嬉しい。嬉しすぎる。今までの人生で一番嬉しいその言葉に、私は無表情のまま目から涙を零した。
なんだ。私とリーリアちゃんって、相思相愛だったんだ。私が描いていた未来像の、リーリアちゃんに殺されるという未来がこの瞬間に消滅した。代わりに、リーリアちゃんと幸せに暮らすと言う未来像が浮かび上がる。
毎日リーリアちゃんと手を繋いで歩いて、毎日リーリアちゃんとお話しして、毎日リーリアちゃんと笑い合う。素敵な未来だ。
「嬉しい。リーリアが私を好きと言ってくれて……凄く嬉しい」
「……今まで本当にごめんね。私って、本当にバカだ。大切に育ててくれて、いつも傍にいてくれたのに……キッカケがなくて、ずっと素直になれなかった。アリスはいつも私を優先してくれて、私を大切にしてくれた事も知っていたはずなのに。……言葉にして認めたら、尚更今までの自分がバカに思えて来た。愚かな自分を殴りたい」
「そんな事はない。私も、リーリアからたくさん学ばせてもらったし、たくさん貰った物がある。だから……そう。お互い様」
「……お互い様って訳でもないけど、とりあえず今はそういう事にさせてもらっておくわ。ところでつまりこれって、両想いって事よね」
「そう。私はリーリアが好きで、リーリアも私の事が好きだと言ってくれたから」
これで名実ともに、リーリアちゃんのママを名乗れるようになった気がする。これからは堂々と、リーリアちゃんの保護者を名乗ろうと思う。
「……アリス」
リーリアちゃんに名を呼ばれた。そしてリーリアちゃんに顎を片手で掴まれる。リーリアちゃんの顔は私の目の前にあり、その距離が段々と縮まって行くという現象を目の前に見る。
どうしたんだろう。早速ママに甘えたくなったのかな。仕方ないなぁ、この子は。と受け入れようとしたんだけど、様子がなんだかおかしい。
リーリアちゃんの目が蕩けていて、私を見つめるその瞳は……そう。
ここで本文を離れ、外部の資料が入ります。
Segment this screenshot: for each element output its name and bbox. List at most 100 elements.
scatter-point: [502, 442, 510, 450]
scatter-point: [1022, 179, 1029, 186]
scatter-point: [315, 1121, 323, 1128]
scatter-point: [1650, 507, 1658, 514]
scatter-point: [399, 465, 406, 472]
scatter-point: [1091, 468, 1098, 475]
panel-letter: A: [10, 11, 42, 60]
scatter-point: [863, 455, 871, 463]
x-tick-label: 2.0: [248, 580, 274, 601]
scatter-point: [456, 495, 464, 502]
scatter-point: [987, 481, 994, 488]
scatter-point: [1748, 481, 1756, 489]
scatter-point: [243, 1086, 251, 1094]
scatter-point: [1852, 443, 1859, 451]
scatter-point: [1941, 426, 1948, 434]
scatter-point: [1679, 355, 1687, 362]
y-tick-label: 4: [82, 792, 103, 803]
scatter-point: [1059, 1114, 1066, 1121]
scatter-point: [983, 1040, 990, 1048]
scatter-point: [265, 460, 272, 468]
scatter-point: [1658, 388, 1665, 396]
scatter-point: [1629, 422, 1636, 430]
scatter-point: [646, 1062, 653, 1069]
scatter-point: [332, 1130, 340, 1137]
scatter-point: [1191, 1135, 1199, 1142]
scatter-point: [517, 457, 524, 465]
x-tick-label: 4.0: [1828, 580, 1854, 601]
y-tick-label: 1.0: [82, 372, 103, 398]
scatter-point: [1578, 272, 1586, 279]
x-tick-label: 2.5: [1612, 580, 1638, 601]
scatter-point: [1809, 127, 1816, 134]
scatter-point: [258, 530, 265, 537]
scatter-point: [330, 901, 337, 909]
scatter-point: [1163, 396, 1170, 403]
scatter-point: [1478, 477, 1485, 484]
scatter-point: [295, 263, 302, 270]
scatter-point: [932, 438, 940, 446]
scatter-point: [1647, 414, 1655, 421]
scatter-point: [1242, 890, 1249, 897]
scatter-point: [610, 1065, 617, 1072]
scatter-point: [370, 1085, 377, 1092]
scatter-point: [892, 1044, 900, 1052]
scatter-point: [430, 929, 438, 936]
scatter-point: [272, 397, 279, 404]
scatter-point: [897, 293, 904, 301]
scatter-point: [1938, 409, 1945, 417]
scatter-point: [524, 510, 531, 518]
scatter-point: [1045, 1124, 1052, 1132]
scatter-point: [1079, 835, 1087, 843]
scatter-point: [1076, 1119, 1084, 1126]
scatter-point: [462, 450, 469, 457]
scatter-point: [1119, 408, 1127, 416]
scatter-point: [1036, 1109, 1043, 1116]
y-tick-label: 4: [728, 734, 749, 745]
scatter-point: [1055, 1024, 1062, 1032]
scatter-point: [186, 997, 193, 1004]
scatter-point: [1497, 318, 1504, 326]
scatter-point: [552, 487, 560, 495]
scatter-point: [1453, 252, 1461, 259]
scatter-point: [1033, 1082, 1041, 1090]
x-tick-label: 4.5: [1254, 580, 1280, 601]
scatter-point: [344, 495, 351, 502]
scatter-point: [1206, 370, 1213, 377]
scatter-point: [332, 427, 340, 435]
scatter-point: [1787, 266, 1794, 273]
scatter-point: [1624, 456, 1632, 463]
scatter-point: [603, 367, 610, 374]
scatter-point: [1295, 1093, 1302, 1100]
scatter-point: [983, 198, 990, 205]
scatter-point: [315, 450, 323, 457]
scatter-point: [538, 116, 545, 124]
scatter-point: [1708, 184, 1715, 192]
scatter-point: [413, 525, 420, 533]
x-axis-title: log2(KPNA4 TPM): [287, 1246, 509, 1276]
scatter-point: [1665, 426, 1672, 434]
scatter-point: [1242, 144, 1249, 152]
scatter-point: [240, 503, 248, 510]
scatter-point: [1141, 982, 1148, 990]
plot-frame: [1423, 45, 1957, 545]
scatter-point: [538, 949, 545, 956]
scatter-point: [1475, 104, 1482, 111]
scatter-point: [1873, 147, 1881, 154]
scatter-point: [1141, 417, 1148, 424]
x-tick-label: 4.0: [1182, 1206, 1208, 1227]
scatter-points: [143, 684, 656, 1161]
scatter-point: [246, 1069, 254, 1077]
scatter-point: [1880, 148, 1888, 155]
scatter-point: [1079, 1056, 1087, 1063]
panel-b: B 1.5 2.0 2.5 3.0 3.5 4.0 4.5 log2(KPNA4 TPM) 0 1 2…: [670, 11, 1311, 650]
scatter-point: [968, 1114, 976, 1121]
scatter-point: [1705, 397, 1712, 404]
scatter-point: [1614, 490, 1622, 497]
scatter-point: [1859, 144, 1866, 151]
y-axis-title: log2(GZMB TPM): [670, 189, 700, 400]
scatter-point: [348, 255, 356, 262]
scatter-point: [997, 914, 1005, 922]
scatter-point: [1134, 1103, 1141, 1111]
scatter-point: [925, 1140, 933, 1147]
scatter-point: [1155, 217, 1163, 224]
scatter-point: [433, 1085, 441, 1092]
まるで恋する乙女のそれである。
「──大好き」
そう囁きながら、目の前にあったリーリアちゃんの顔が更に近づいてきて、私の唇にリーリアちゃんの唇が重なった。
凄く柔らかい唇の感触を、自分の唇で感じる。唇からリーリアちゃんの愛が身体の中に入ってくるようで、幸せな気分になった。
でも私は内心パニックに陥った。なんか、自分が描いていた愛とは少し違ったから。